A minimal example is as follows:

user/user_main.c

#include 'stdio.h'
#include 'user.h'

#define SECONDS_TO_MICROS(time_in_seconds) (time_in_seconds * 1000000)

// The basic anatomy of a task is a function that periodically yields to the
// scheduler and never returns
void example_task_1(void) {
    for (int i = 0; i < 5; i++) {
        puts("example_task_1 is running...");

        // A task can cooperatively yield to a scheduler, and will run
        // again when all other tasks have had a turn.
        sys_task_yield();
    }
    // A task cannot return. sys_task_delete() is called if a task ends
    sys_task_delete();
}

// Tasks may also use a non-blocking delay.
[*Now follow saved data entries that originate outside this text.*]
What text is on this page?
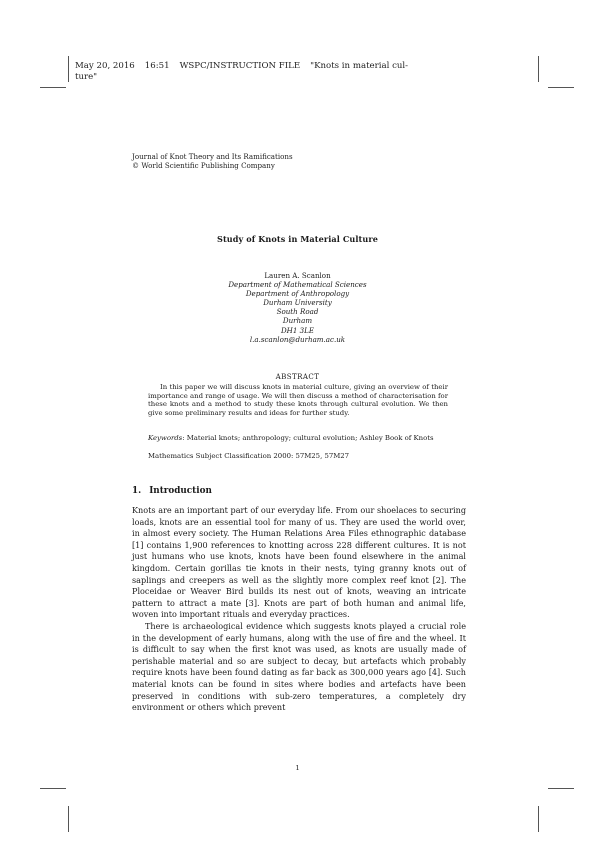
May 20, 2016 16:51 WSPC/INSTRUCTION FILE "Knots in material cul-
ture"
Journal of Knot Theory and Its Ramifications
© World Scientific Publishing Company
Study of Knots in Material Culture
Lauren A. Scanlon
Department of Mathematical Sciences
Department of Anthropology
Durham University
South Road
Durham
DH1 3LE
l.a.scanlon@durham.ac.uk
ABSTRACT
In this paper we will discuss knots in material culture, giving an overview of their importance and range of usage. We will then discuss a method of characterisation for these knots and a method to study these knots through cultural evolution. We then give some preliminary results and ideas for further study.
Keywords: Material knots; anthropology; cultural evolution; Ashley Book of Knots
Mathematics Subject Classification 2000: 57M25, 57M27
1. Introduction

Knots are an important part of our everyday life. From our shoelaces to securing loads, knots are an essential tool for many of us. They are used the world over, in almost every society. The Human Relations Area Files ethnographic database [1] contains 1,900 references to knotting across 228 different cultures. It is not just humans who use knots, knots have been found elsewhere in the animal kingdom. Certain gorillas tie knots in their nests, tying granny knots out of saplings and creepers as well as the slightly more complex reef knot [2]. The Ploceidae or Weaver Bird builds its nest out of knots, weaving an intricate pattern to attract a mate [3]. Knots are part of both human and animal life, woven into important rituals and everyday practices.

There is archaeological evidence which suggests knots played a crucial role in the development of early humans, along with the use of fire and the wheel. It is difficult to say when the first knot was used, as knots are usually made of perishable material and so are subject to decay, but artefacts which probably require knots have been found dating as far back as 300,000 years ago [4]. Such material knots can be found in sites where bodies and artefacts have been preserved in conditions with sub-zero temperatures, a completely dry environment or others which prevent

1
The delay is in microseconds
void example_task_1(void) {
    for (int i = 0; i < 5; i++) {
        puts("example_task_2 is running...");
        sys_task_delay(SECONDS_TO_MICROS(1));
    }
    sys_task_delete();
}

// user_main is the entry point of user code
void user_main(void) {
    puts("Hello, userspace!");

    // The user can register tasks
    sys_task_create(example_task_1);
    sys_task_create(example_task_2);

    // user_main is itself a task, so it should use an infinite loop or
    // call sys_task_delete() on itself
    sys_task_delete();
}

Memory layout

ESP32-C3

The SRAM memory is accessed via both the instruction bus and data bus. The buses use different address spaces, offset by 0x70_0000. Instructions (IRAM segment) extend from the address 0x4038_0000 to (in this case) 0x4038_8000. Data (DRAM segment) extends from (in this case) 0x3FC8_8000. The kernel reserves the first 64kB of memory and userspace reserves the next 64kB.
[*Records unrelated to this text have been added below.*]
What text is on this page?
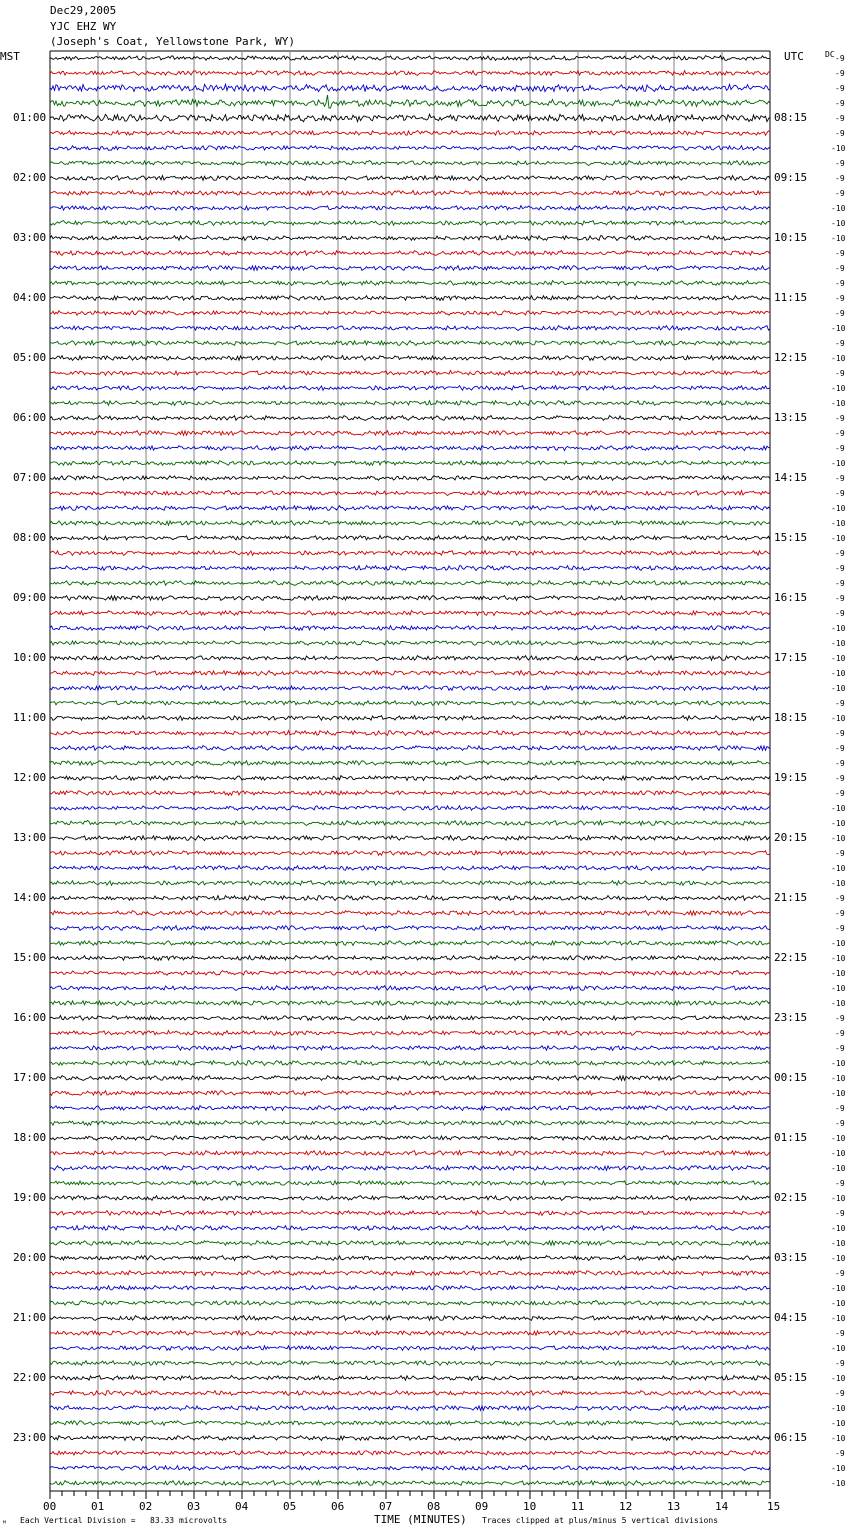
Dec29,2005
YJC EHZ WY
(Joseph's Coat, Yellowstone Park, WY)
MST	UTC	DC
01:00
02:00
03:00
04:00
05:00
06:00
07:00
08:00
09:00
10:00
11:00
12:00
13:00
14:00
15:00
16:00
17:00
18:00
19:00
20:00
21:00
22:00
23:00
08:15
09:15
10:15
11:15
12:15
13:15
14:15
15:15
16:15
17:15
18:15
19:15
20:15
21:15
22:15
23:15
00:15
01:15
02:15
03:15
04:15
05:15
06:15
-9
-9
-9
-9
-9
-9
-10
-9
-9
-9
-10
-10
-10
-9
-9
-9
-9
-9
-10
-9
-10
-9
-10
-10
-9
-9
-9
-10
-9
-9
-10
-10
-10
-9
-9
-9
-9
-9
-10
-10
-10
-10
-10
-9
-10
-9
-9
-9
-9
-9
-10
-10
-10
-9
-10
-10
-9
-9
-9
-10
-10
-10
-10
-10
-9
-9
-9
-10
-10
-10
-9
-9
-10
-10
-10
-9
-10
-9
-10
-10
-10
-9
-10
-10
-10
-9
-10
-9
-10
-9
-10
-10
-10
-9
-10
-10
00	01	02	03	04	05	06	07	08	09	10	11	12	13	14	15
ᴹ Each Vertical Division =   83.33 microvolts	TIME (MINUTES) Traces clipped at plus/minus 5 vertical divisions
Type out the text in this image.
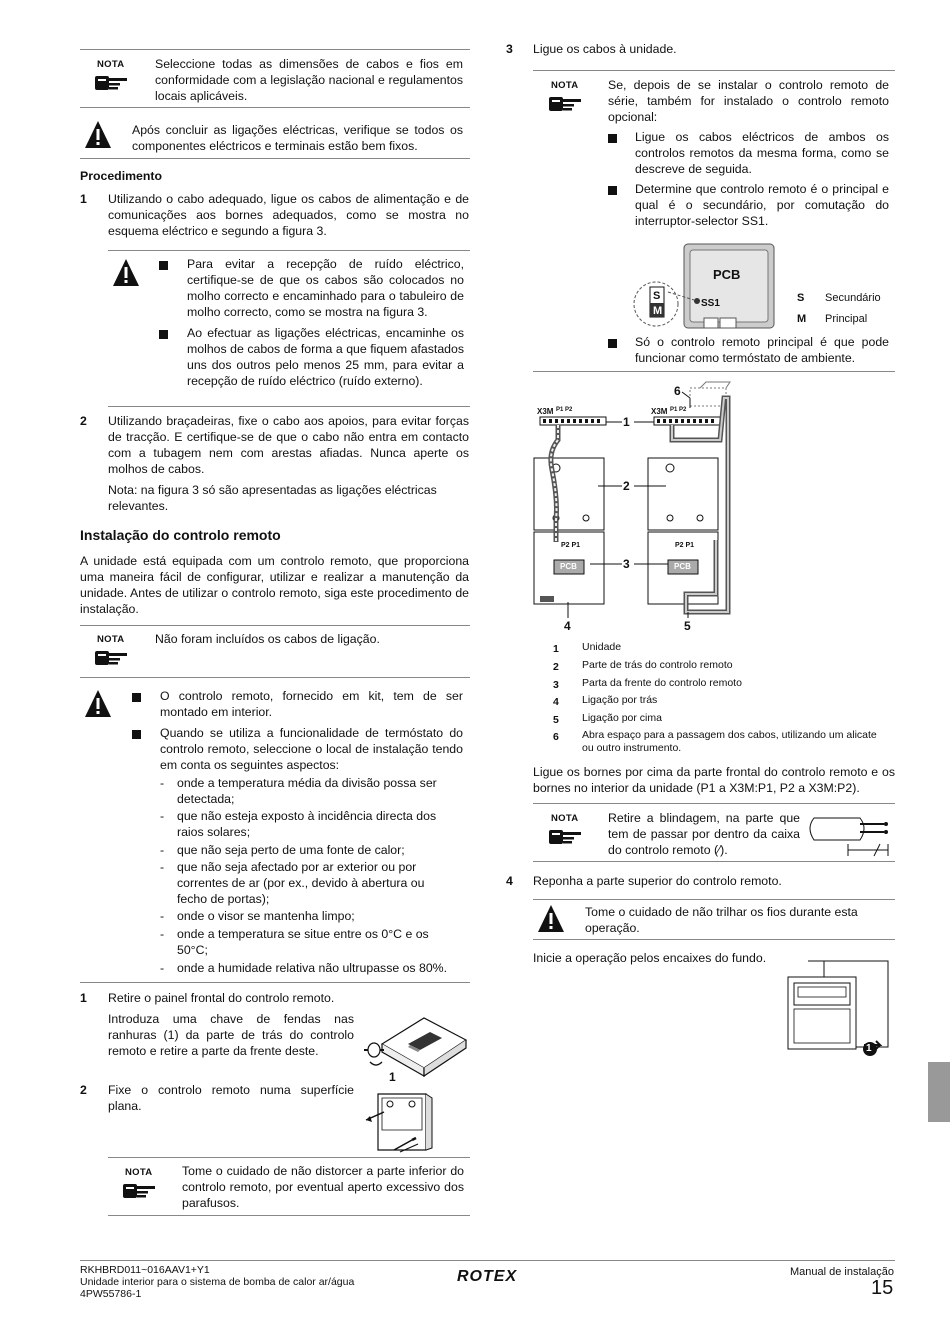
NOTA Seleccione todas as dimensões de cabos e fios em conformidade com a legislação nacional e regulamentos locais aplicáveis.

Após concluir as ligações eléctricas, verifique se todos os componentes eléctricos e terminais estão bem fixos.

Procedimento
1 Utilizando o cabo adequado, ligue os cabos de alimentação e de comunicações aos bornes adequados, como se mostra no esquema eléctrico e segundo a figura 3.

Para evitar a recepção de ruído eléctrico, certifique-se de que os cabos são colocados no molho correcto e encaminhado para o tabuleiro de molho correcto, como se mostra na figura 3.

Ao efectuar as ligações eléctricas, encaminhe os molhos de cabos de forma a que fiquem afastados uns dos outros pelo menos 25 mm, para evitar a recepção de ruído eléctrico (ruído externo).

2 Utilizando braçadeiras, fixe o cabo aos apoios, para evitar forças de tracção. E certifique-se de que o cabo não entra em contacto com a tubagem nem com arestas afiadas. Nunca aperte os molhos de cabos.

Nota: na figura 3 só são apresentadas as ligações eléctricas relevantes.

Instalação do controlo remoto

A unidade está equipada com um controlo remoto, que proporciona uma maneira fácil de configurar, utilizar e realizar a manutenção da unidade. Antes de utilizar o controlo remoto, siga este procedimento de instalação.

NOTA Não foram incluídos os cabos de ligação.

O controlo remoto, fornecido em kit, tem de ser montado em interior.

Quando se utiliza a funcionalidade de termóstato do controlo remoto, seleccione o local de instalação tendo em conta os seguintes aspectos:

- onde a temperatura média da divisão possa ser detectada;

- que não esteja exposto à incidência directa dos raios solares;

- que não seja perto de uma fonte de calor;

- que não seja afectado por ar exterior ou por correntes de ar (por ex., devido à abertura ou fecho de portas);

- onde o visor se mantenha limpo;

- onde a temperatura se situe entre os 0°C e os 50°C;

- onde a humidade relativa não ultrupasse os 80%.

1 Retire o painel frontal do controlo remoto.

Introduza uma chave de fendas nas ranhuras (1) da parte de trás do controlo remoto e retire a parte da frente deste.

1
2 Fixe o controlo remoto numa superfície plana.

NOTA Tome o cuidado de não distorcer a parte inferior do controlo remoto, por eventual aperto excessivo dos parafusos.

3 Ligue os cabos à unidade.

NOTA Se, depois de se instalar o controlo remoto de série, também for instalado o controlo remoto opcional:

Ligue os cabos eléctricos de ambos os controlos remotos da mesma forma, como se descreve de seguida.

Determine que controlo remoto é o principal e qual é o secundário, por comutação do interruptor-selector SS1.

PCB
SS1
S
M
S Secundário
M Principal

Só o controlo remoto principal é que pode funcionar como termóstato de ambiente.

X3M	X3M
P1 P2	P1 P2
P2 P1	P2 P1
PCB	PCB
1
2
3
4	5
6
1 Unidade
2 Parte de trás do controlo remoto
3 Parta da frente do controlo remoto
4 Ligação por trás
5 Ligação por cima
6 Abra espaço para a passagem dos cabos, utilizando um alicate ou outro instrumento.

Ligue os bornes por cima da parte frontal do controlo remoto e os bornes no interior da unidade (P1 a X3M:P1, P2 a X3M:P2).

NOTA Retire a blindagem, na parte que tem de passar por dentro da caixa do controlo remoto (⁄).

4 Reponha a parte superior do controlo remoto.

Tome o cuidado de não trilhar os fios durante esta operação.

Inicie a operação pelos encaixes do fundo.

1
RKHBRD011~016AAV1+Y1
Unidade interior para o sistema de bomba de calor ar/água
4PW55786-1
ROTEX	Manual de instalação
15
DRAM is laid out as follows:

/**
 * DRAM Memory Layout
 *
 *
 * ** PROTECTED REGION **
 * Physical memory protection is applied to kernel memory.
 *
 *
 * 0x3fc80000 ------------------> 0x40380000 = iram_seg_start
 *            |               |
 *            |               |   0. kernel .text section (32k)
 *            |               |
 * 0x3fc88000 ------------------> _sdata = dram_seg_start
 *            |               |
 *            |               |   1. kernel .data section
 *            |               |
 * _sdata+len(.data) -----------> _edata
 *            |               |
 *            |               |   2. kernel .bss section
 *            |               |
 * _edata+len(.bss) ------------> _ebss, _kstack_start
 *            |               |
 *            |               |   3. kernel stack grows from _end
 *            |               |
 * _ebss+0x1000 -----------------> _kstack_end
 *            |               |
 *            |               |   4. kernel heap (FUTURE)
 *            |               |
 * 0x3fc90000 ------------------> _kernel_end = 0x40390000 = user_iram_seg_start
 *
 *
 * ** USER REGION **
 * User is allowed to read, write and execute from these regions
 *
 *
 * 0x3fc90000 ------------------> 0x40390000 = user_iram_seg_start
 *            |               |
 *            |               |   5. user .text section
 *            |               |
 * 0x3fc98000 ------------------> user_dram_seg
 *            |               |
 *            |               |   6. user data, bss section (incl task stacks)
 *            |               |
 * 0x3fce0000 ------------------> _data_end_interface
 */

The name

The name 'tibicen' has been chosen for the Australian Magpie (Gymnorhina tibicen). It is an Australian native bird present in all states and territories and has adapted well to the urban environment. The Australian Magpie tends to be gregarious, curious, intelligent, territorial and lazy, and a small percentage of adult males are known for swooping humans in breeding season. Birds of this species have rich, complex calls that are well known to all Australians. Many wild birds choose to interact with humans with behaviours ranging from foraging freshly-turned soil in gardens, to thieving food from patrons in outdoor seating areas of restaurants and cafes.